The cAMP pathway typically includes the activation of a G protein-coupled receptor (GPCR) at the plasma membrane and subsequent activation of adenylyl cyclase (AC) which changes ATP to cAMP [5]. Olfactory receptors (ORs) constitute the largest subfamily of GPCRs and were originally assumed to exist exclusively in the olfactory epithelium [23]. Nevertheless, recent research has shown that ORs are considerably more multifaceted and ORs are now considered as broad chemoreceptors that are present in diverse tissues, where they conduct various regulatory functions [24,25,26,27]. Moreover, it was newly revealed that in several nonchemosensory cells, such as adipocytes [28] and keratinocytes [29], activation of ectopically expressed ORs also results in ectopic OR pathway. These studies make ORs possible therapeutic targets in human disorder, in addition to their usefulness for the fragrance industry. Thus, we deduced that the defensive effect of filbertone against adiposity could be mediated by the activation of ORs expressed in adipose tissue. To identify the molecular targets of filbertone, we researched the molecular diversions occurring in adipose tissue in response to filbertone treatment using a mode-of-action by network identification (MNI), a validated method for the recognition of targets and related signaling of molecules [30,31]. The analysis of gene profiles with the highest MNI rankings and fold changes in differential expression led to the recognition of various ORs including Olfr 1034, 402, 508, and 110 as promising candidates. Identifying the specific OR accountable for the filbertone-induced elevation in cAMP levels in adipose tissue is a significant and challenging area for future work.

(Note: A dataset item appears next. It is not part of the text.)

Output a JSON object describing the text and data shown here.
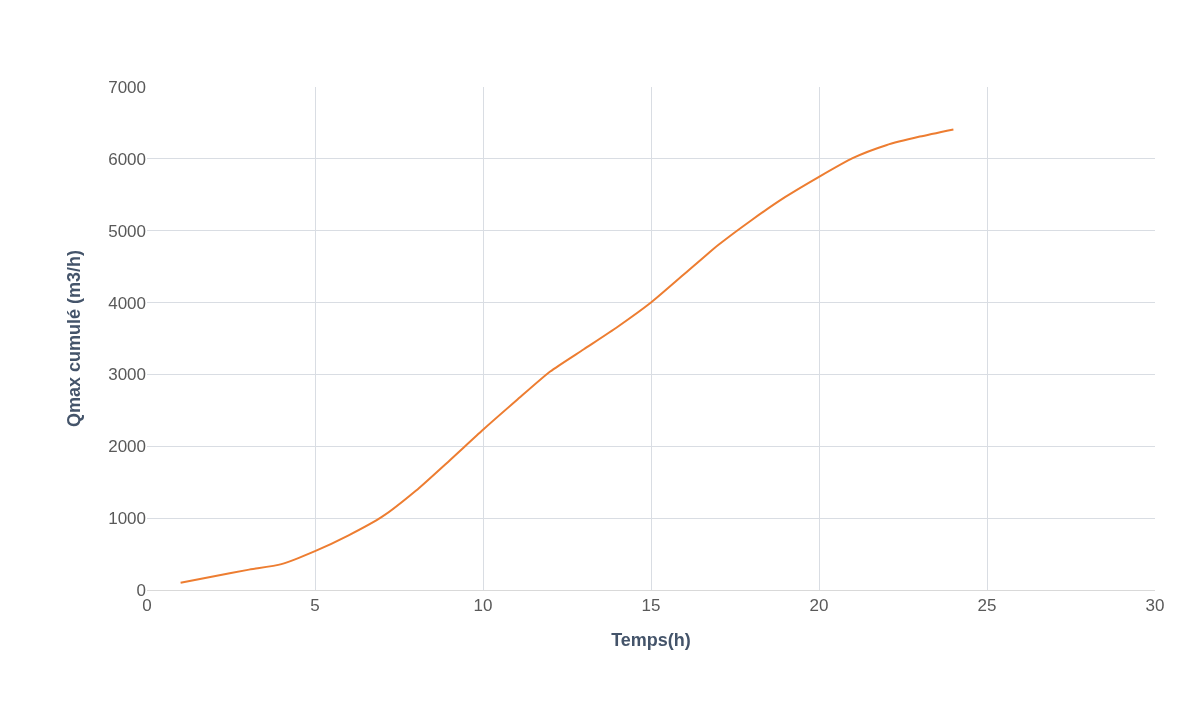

In the present study, filbertone treatment led to a significant improvement in glucose homeostasis in HFD-induced obese mice, as evidenced by the results of the glucose tolerance tests, as well as fasting blood insulin and glucose levels. The present results support that the marked attenuation of glucose homeostasis by filbertone inclusion in the HFD was possibly mediated by reduced visceral fat accumulation [32]. Insulin excitation of glucose uptake in fat and muscle tissues is one of the main activities of the hormone, which is essential for whole-body glucose homeostasis. There is increasing recognition that glucose homeostasis can be regulated through the modulation of GPCRs such as adrenoceptors in adipose tissue and skeletal muscle [33,34]. For example, β-adrenergic receptors in adipose tissue and skeletal muscle are primarily Gαs coupled and improve glucose tolerance through stimulation of AC and secretion of the cAMP. Although the mechanism is not clear, camp-induced PKA upregulated phosphorylated mammalian target of rapamycin complex 2 (mTORC2), which is needed for glucose uptake [35]. Further studies are needed to confirm whether the filbertone-associated improvement in glucose homeostasis is mediated by insulin-dependent signaling.

5. Conclusions

We found that filbertone, a naturally occurring flavoring agent, significantly improves visceral adiposity through activation of cAMP-mediated signaling cascades in WAT of mice fed a HFD. Although the effects of filbertone in humans have yet to be explained, the current study highlights the possible importance of filbertone for the prevention of obesity and its related metabolic complications.